Kissinger spoke Monday evening at the National Committee on United States-China Relations' (NCUSCR) gala dinner at the Plaza Hotel in New York.
Two chief executives of US-based multinational companies - Patricia Woertz of Archer Daniels Midland and John P. Bilbrey of the Hershey Co - were honored. Both were cited for their philanthropy and for helping build bilateral relations between the world's two largest economies.
More than 400 guests attended the affair, which raised $1.7 million to support the NCUSCR's work.
Kissinger, 91, the former US secretary of state, told a story about the Shanghai Communiqué, which laid the foundation for the normalization of relations between the US and China in 1979.
"When we finished the Communiqué, China's Premier Zhou Enlai said, 'These words would shake the world.' Now we have the opportunity not [only] to shake the world, but also to build the world, and we should all dedicate ourselves to this process," Kissinger said.
Stephen Orlins, president of the NCUSCR, said that the establishment of diplomatic relations between the US and China came at a time when leaders of both countries "put national interest above political self interest".
Orlins said the US-China link requires the nations' leaders to commit to gaozhanyuanzhu, a Chinese expression for "stand up high and see the future".
Woertz, the honoree, said: "A growing Chinese population, with rising incomes, is creating tremendous demand for everything from homes and cars, to appliances and smartphones. China is also the engine of the global growth in demand for food.
"With China's extraordinary economic growth over the past many decades driving vast change throughout the world this committee's role has never been more important than it is today," she said.
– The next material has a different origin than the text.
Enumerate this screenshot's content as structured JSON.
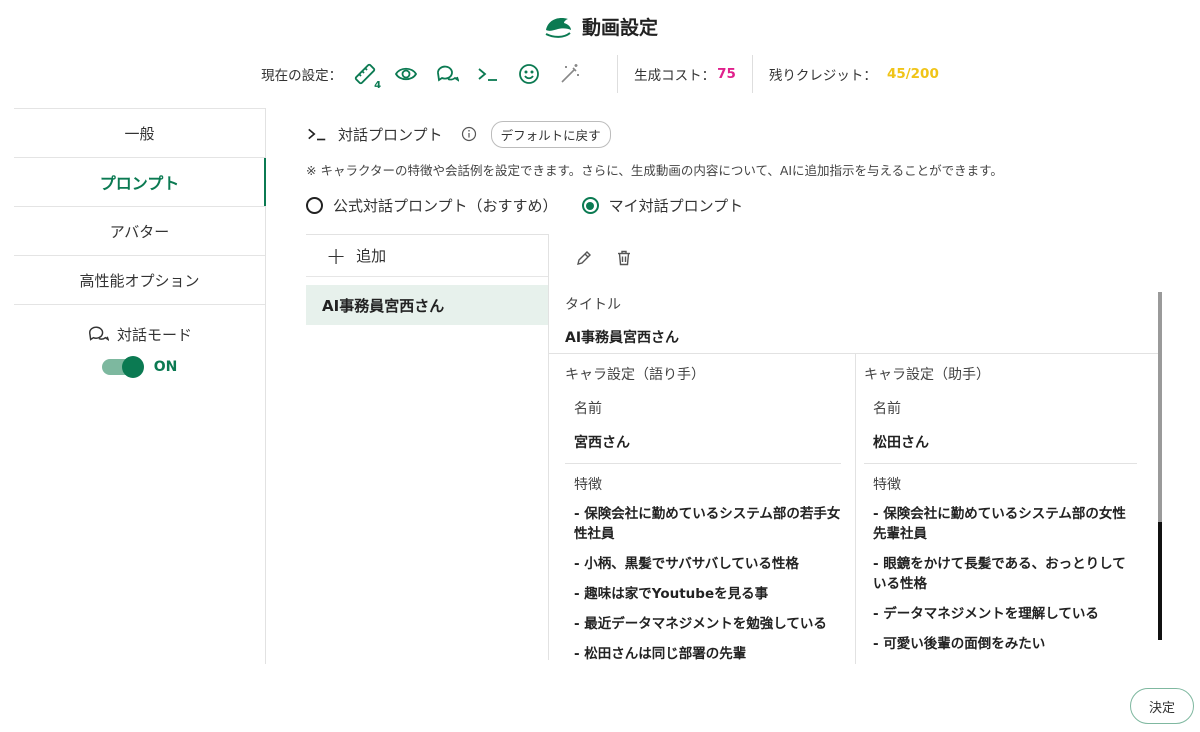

Archer Daniels Midland, which entered the Chinese market in 1994, works with Chinese universities to develop more efficient food-security technology.
Bilbrey said in an interview published Monday in China Daily that his company sees China as the "most dynamic market anywhere in the world".
"In 2015 - sooner than we thought - China is our second-largest country in the world and continues to be one of our fastest-growing markets," Bilbrey said. "We believe our business (by 2020) in China will be over $1 billion."
Bilbrey was honored for chocolate giant Hershey's sustainable ingredient-sourcing initiatives, as well as community development endeavors such as Hershey's Good to Give Back program. The program provides occupational training to children among Shanghai's migrant worker population and elsewhere in China.
Hershey has sold its products in China since 1995, where its market has been growing at 10-12 percent annually, Bilbrey said. In December 2013, Hershey acquired Shanghai Golden Monkey, a Chinese candy brand, for $584 million.
Lu Huiquan in New York contributed to the story.